Wie Kriminelle das "Bezahlen ohne PayPal-Konto" missbrauchen

Stand:
Mit dem Begriff "Gastkonto-Masche" wird im Internet über einen Betrug via PayPal diskutiert, bei dem Kriminelle fremde IBAN für Einkäufe missbrauchen.

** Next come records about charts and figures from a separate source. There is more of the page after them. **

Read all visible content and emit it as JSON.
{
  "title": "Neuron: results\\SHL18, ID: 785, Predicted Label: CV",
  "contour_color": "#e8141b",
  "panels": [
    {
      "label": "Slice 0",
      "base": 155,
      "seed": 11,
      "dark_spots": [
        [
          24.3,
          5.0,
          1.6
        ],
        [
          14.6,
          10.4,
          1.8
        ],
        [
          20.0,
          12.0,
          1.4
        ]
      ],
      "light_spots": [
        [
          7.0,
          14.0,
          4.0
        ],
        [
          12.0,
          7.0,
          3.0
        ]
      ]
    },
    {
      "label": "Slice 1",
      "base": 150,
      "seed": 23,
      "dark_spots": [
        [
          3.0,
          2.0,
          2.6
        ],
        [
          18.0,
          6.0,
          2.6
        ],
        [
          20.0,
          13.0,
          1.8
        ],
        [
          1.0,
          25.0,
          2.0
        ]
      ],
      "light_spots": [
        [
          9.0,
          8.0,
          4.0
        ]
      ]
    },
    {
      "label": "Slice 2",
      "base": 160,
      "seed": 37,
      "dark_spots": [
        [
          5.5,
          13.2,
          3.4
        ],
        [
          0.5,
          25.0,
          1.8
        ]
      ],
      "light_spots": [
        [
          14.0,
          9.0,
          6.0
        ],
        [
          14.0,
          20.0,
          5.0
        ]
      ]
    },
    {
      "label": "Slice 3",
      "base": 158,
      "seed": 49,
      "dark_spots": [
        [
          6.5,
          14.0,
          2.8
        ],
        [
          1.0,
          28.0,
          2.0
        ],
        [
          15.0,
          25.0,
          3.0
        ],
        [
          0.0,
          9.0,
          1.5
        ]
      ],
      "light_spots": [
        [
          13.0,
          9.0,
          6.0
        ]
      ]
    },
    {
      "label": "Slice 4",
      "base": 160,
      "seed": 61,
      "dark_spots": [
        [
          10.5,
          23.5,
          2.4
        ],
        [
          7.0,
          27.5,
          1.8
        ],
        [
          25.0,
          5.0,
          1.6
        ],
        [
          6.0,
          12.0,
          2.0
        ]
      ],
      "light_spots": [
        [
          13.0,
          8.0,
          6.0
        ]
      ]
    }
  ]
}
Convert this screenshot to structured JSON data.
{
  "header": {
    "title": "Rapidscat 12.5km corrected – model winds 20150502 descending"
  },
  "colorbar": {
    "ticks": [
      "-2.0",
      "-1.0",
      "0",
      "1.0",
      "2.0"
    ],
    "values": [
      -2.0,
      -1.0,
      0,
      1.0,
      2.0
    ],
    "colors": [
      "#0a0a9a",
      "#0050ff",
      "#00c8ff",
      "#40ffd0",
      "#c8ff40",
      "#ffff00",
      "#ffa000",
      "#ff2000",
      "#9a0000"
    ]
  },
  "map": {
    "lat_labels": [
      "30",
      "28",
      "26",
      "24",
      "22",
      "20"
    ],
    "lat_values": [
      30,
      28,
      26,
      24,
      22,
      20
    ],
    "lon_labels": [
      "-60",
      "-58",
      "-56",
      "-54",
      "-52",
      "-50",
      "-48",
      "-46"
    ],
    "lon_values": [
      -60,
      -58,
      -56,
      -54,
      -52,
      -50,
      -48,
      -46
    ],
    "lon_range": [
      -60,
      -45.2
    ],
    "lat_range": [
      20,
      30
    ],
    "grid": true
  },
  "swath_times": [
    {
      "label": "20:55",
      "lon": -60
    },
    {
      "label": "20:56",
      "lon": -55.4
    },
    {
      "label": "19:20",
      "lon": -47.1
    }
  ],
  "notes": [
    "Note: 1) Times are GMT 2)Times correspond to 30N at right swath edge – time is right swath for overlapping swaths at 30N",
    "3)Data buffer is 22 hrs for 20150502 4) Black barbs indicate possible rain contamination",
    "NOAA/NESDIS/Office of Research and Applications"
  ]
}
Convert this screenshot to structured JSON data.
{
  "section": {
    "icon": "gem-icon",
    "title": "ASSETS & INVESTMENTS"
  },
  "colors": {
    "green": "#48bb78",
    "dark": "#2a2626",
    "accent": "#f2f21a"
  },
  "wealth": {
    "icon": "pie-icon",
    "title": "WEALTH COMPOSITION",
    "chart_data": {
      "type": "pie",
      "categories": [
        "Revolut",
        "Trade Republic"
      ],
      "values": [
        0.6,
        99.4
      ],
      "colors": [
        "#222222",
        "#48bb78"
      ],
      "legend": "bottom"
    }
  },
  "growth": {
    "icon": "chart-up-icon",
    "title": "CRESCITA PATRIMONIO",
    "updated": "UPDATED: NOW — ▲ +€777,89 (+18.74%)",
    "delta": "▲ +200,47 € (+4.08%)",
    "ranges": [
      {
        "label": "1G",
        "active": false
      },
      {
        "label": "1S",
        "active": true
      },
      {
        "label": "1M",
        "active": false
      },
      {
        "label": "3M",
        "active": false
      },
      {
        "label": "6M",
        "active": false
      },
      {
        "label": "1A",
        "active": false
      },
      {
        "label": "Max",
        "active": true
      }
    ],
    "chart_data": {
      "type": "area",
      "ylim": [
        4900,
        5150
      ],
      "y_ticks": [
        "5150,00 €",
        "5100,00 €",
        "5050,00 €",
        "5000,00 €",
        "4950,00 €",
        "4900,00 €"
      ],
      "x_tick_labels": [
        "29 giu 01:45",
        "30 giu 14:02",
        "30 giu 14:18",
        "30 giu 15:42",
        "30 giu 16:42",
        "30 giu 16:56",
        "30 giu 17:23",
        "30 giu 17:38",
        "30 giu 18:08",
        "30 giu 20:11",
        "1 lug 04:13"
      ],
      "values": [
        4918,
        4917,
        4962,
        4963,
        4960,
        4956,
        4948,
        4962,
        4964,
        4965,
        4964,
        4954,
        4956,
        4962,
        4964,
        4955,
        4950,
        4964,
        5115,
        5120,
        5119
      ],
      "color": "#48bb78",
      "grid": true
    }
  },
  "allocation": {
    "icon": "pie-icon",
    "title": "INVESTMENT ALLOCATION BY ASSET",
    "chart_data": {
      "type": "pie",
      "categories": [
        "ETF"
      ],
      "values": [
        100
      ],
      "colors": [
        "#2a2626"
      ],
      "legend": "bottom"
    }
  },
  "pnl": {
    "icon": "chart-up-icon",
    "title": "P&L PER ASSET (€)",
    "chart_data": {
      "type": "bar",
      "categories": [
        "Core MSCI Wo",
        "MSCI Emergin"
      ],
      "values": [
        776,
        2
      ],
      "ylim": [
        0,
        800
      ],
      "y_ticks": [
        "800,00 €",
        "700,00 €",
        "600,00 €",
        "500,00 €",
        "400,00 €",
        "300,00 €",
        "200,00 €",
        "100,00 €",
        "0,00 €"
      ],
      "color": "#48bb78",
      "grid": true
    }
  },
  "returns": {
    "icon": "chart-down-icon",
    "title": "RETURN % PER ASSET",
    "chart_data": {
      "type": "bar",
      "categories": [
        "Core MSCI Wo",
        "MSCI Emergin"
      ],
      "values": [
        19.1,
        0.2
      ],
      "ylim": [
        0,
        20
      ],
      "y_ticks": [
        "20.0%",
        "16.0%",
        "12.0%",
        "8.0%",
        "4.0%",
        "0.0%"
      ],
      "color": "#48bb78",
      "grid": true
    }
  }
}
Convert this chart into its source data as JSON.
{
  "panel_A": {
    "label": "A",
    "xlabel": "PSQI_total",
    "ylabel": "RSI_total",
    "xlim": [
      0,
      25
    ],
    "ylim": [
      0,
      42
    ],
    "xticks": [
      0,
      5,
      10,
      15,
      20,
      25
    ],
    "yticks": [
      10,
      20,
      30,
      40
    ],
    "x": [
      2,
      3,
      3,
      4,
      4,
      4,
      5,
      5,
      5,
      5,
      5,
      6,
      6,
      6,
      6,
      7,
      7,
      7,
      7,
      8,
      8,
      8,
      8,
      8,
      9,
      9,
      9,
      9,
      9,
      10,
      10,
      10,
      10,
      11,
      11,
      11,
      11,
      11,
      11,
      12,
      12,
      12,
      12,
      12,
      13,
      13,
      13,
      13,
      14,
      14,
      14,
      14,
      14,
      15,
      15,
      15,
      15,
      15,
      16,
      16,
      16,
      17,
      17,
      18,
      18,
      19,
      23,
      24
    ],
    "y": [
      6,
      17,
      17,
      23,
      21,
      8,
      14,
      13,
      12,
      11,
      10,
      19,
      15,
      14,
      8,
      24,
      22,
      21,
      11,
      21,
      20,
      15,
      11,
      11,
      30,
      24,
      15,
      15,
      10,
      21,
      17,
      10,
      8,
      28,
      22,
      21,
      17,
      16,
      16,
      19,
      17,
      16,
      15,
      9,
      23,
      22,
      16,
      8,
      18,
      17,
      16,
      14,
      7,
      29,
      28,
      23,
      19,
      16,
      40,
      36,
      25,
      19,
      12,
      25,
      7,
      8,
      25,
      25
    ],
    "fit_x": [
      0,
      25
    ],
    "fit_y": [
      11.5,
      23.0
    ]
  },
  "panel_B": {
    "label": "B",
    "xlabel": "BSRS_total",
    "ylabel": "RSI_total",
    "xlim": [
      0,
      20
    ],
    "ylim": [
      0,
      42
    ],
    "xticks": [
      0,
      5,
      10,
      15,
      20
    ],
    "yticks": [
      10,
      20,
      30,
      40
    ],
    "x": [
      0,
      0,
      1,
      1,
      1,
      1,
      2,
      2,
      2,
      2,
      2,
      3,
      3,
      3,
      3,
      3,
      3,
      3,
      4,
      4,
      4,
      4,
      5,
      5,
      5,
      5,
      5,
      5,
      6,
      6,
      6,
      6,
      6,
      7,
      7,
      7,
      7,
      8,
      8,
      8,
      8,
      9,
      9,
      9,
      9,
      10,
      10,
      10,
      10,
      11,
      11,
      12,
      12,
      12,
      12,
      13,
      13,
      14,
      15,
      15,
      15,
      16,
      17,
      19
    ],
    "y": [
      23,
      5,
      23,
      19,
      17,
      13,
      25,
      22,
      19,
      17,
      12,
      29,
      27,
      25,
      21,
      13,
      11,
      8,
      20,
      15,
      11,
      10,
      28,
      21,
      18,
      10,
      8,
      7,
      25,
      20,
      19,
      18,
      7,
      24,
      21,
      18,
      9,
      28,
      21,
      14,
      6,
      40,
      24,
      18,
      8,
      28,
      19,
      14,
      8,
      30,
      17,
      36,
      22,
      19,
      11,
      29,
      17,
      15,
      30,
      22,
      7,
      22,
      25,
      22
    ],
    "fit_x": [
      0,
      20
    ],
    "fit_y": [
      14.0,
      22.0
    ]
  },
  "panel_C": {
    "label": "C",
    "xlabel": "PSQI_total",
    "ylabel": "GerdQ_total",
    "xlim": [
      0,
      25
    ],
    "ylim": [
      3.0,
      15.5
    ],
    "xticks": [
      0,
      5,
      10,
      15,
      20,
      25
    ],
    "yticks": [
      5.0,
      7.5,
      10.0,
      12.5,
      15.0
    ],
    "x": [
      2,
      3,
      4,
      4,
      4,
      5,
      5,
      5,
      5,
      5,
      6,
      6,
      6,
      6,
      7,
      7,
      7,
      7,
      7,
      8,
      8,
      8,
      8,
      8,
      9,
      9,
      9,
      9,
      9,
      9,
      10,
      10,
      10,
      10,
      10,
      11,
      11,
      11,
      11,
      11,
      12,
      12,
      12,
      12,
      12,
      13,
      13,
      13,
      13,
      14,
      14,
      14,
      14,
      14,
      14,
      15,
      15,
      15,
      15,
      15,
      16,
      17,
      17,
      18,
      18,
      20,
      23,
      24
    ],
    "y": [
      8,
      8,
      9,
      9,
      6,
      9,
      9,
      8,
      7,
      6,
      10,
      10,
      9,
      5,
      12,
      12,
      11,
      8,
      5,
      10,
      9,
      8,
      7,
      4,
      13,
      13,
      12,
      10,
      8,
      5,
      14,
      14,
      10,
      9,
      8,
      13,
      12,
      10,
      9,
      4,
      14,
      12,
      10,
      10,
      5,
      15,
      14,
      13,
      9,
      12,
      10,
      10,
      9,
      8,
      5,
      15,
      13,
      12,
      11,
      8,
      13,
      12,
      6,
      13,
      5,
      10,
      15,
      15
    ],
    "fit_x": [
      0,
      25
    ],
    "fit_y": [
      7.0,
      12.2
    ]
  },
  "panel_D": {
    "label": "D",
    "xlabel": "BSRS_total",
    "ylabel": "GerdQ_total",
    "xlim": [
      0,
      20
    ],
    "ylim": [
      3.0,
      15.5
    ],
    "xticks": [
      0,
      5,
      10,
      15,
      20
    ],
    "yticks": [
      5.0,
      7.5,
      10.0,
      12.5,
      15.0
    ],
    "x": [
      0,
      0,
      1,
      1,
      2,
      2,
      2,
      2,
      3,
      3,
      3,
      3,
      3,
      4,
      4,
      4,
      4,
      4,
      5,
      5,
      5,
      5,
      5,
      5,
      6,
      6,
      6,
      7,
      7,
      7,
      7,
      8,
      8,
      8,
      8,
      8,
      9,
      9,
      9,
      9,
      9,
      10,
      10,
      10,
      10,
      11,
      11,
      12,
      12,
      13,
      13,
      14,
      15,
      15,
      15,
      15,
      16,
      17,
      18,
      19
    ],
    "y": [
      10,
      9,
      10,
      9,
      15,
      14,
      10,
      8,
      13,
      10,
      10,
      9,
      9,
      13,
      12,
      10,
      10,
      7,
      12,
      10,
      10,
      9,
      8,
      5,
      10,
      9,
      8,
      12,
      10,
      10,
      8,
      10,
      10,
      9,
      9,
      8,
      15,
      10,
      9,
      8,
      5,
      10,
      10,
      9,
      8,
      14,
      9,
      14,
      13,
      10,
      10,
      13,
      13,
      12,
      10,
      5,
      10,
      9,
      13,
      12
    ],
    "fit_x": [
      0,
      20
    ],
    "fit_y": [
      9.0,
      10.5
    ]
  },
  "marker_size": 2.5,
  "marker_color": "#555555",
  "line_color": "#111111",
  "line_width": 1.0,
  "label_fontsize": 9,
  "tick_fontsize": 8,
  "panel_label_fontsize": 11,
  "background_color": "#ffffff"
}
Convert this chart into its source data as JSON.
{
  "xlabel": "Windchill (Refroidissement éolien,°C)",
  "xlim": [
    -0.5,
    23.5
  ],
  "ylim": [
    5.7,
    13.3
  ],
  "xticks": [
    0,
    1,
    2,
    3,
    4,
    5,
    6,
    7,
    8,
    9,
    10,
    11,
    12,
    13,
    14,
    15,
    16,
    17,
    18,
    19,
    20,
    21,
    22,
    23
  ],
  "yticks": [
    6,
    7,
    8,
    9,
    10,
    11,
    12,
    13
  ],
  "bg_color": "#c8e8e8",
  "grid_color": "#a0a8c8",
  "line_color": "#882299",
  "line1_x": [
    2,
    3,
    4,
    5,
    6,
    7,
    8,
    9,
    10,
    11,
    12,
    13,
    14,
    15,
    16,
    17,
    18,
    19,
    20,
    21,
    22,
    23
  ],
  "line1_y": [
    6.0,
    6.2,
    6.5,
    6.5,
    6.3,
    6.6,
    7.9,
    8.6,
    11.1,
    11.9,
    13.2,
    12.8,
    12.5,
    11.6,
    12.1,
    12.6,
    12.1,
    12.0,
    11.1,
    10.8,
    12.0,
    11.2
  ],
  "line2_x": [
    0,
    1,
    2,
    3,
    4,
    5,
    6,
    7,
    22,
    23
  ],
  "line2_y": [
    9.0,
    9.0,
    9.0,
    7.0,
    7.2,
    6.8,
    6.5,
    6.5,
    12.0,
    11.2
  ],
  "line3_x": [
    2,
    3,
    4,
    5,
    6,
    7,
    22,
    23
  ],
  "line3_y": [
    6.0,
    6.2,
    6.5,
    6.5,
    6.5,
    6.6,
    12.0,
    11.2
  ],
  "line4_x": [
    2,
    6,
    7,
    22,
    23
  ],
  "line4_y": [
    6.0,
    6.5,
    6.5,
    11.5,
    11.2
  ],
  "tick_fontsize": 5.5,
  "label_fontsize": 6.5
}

Schutz für Betroffene gibt es kaum.
Hand hält Smartphone mit dem Logo von PayPal

Das Wichtigste in Kürze:

  • Kriminelle können mit fremden Kontodaten im Internet einkaufen – zum Beispiel über PayPal.
  • Betroffene sollten unberechtigten Forderungen widersprechen und Anzeige bei der Polizei erstatten.
  • Unberechtigt abgebuchtes Geld können Sie von Ihrer Bank zurückbuchen lassen.
On

IBAN-Missbrauch bei Gastzahlungen

Kristian W. aus dem nördlichen Nordrhein-Westfalen ist fassungslos: Der Zahlungsdienstleister PayPal möchte 56,75 Euro von ihm haben – für einen Einkauf, von dem er nichts weiß. Er fragt bei PayPal nach und erfährt, dass das Geld von seinem Bankkonto nicht abgebucht werden konnte. "Das Konto existiert seit 2018 nicht mehr", erklärt W. Er bezahlt die Forderung nicht, denn er hat nichts bestellt. PayPals Reaktion: Ein Brief einer Inkasso-Kanzlei. Die fordert nun 88,25 Euro.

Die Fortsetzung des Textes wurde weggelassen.